The Jerome Ghost Hall of Fame opens Friday and Saturday, Oct. 7 and 8, featuring some of the best- and least-known tales of disincarnate beings said to walk the streets and sidewalks of the old mining town.
The town inducts an inaugural class of spooks when wandering spirits guide tours on the half hour starting at 6 p.m. each night. Tickets are $15 on Friday and $20 on Saturday. Proceeds go the Jerome Historical Society.
Writer and director of the 2011 Jerome Ghost Walk is Michael Gallagher, who wrote the script for last year’s show about the town’s toughest lawman, “The Life and Times of Johnny Hudgens.”
This year, the theme is different but no less shocking, Gallagher said.
“It’s not centered on one particular character,” he said. “It’s about some of the famous ghosts, but also some of the less-known stories.”
Take, for example, the Marion 300 Steam Shovel, a monstrous machine that helped dig the Panama Canal before it came to Jerome in 1918 on the orders of William Clark.
According to Gallagher, the shovel boasted an eight-cubic-yard dipper, two coal-fired boilers, and a four-man crew to operate it. It rotated in a complete circle as it moved back and forth on rails.
The shovel operated for six years before miners started using a process known as tunnel blasting. Under this method, mine shafts were packed with more than 100 tons of dynamite, which was ignited to collapse large sections of the mountain, according to the Jerome Times, a website dedicated to telling the history of Jerome.
In 1926, the shovel accidentally dug into an unexploded section of a tunnel packed with dynamite. The shovel sparked an explosion that killed two crewman instantly and threw huge chunks of metal into the sky. Pieces of the shovel weighing as much as 300 pounds were discovered more than a half mile away.
“One chunk crashed through a roof and into a bedroom, barely missing two children who were sleeping there,” Gallagher said.
Another ghostly presence to be inducted into the hall is the Cuban Queen, the proprietor of a brothel by the same name that supplied women to the miners and other interested customers during the latter years of Jerome’s history, Gallagher said.
Peggy Hicks, a local real estate agent who appeared in Ghost Walk productions for the past five years, recalled a personal ghost story about the Cuban Queen during a rehearsal for the 2010 show.
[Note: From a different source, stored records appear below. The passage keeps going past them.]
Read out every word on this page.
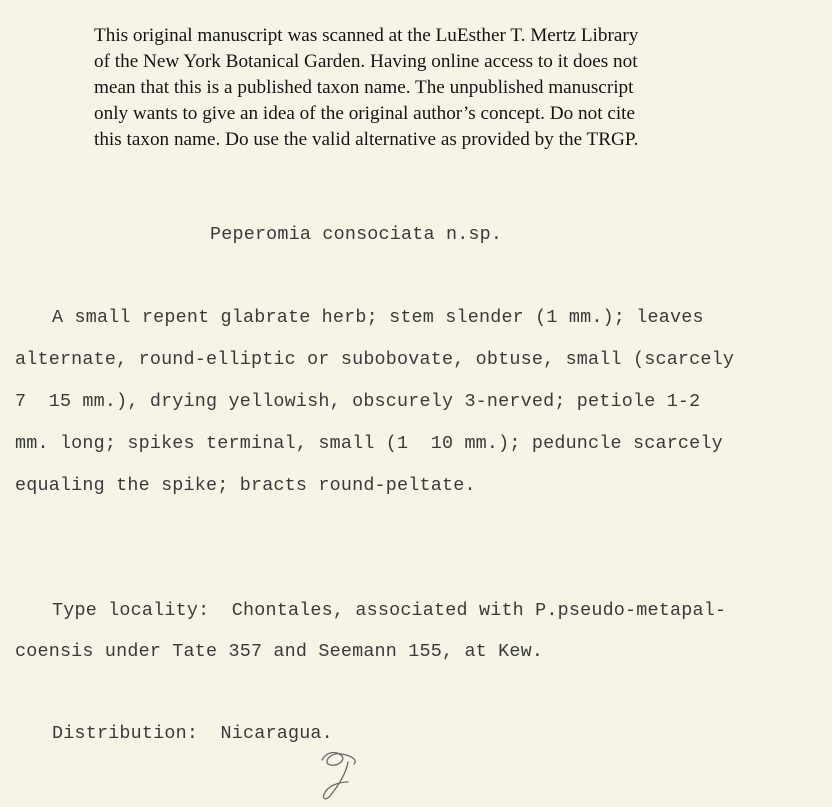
This original manuscript was scanned at the LuEsther T. Mertz Library
of the New York Botanical Garden. Having online access to it does not
mean that this is a published taxon name. The unpublished manuscript
only wants to give an idea of the original author’s concept. Do not cite
this taxon name. Do use the valid alternative as provided by the TRGP.
Peperomia consociata n.sp.
A small repent glabrate herb; stem slender (1 mm.); leaves
alternate, round-elliptic or subobovate, obtuse, small (scarcely
7  15 mm.), drying yellowish, obscurely 3-nerved; petiole 1-2
mm. long; spikes terminal, small (1  10 mm.); peduncle scarcely
equaling the spike; bracts round-peltate.
Type locality:  Chontales, associated with P.pseudo-metapal-
coensis under Tate 357 and Seemann 155, at Kew.
Distribution:  Nicaragua.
Hicks’ book on the subject, “The Ghost of the Cuban Queen Bordello,” is popular with history buffs and modern-day ghost hunters.
Hicks said she walked around the crumbling Cuban Queen one day during a presale inspection. When she smelled fried chicken, she looked up to see a dark-skinned woman wearing a 1920s-era flapper-style dress staring down at her from a midair perch on the side of the building where a balcony once stood.
“It still gives me chills just to talk about it,” Hicks said. “She stared at me, shaking her head, then disappeared through the wall.”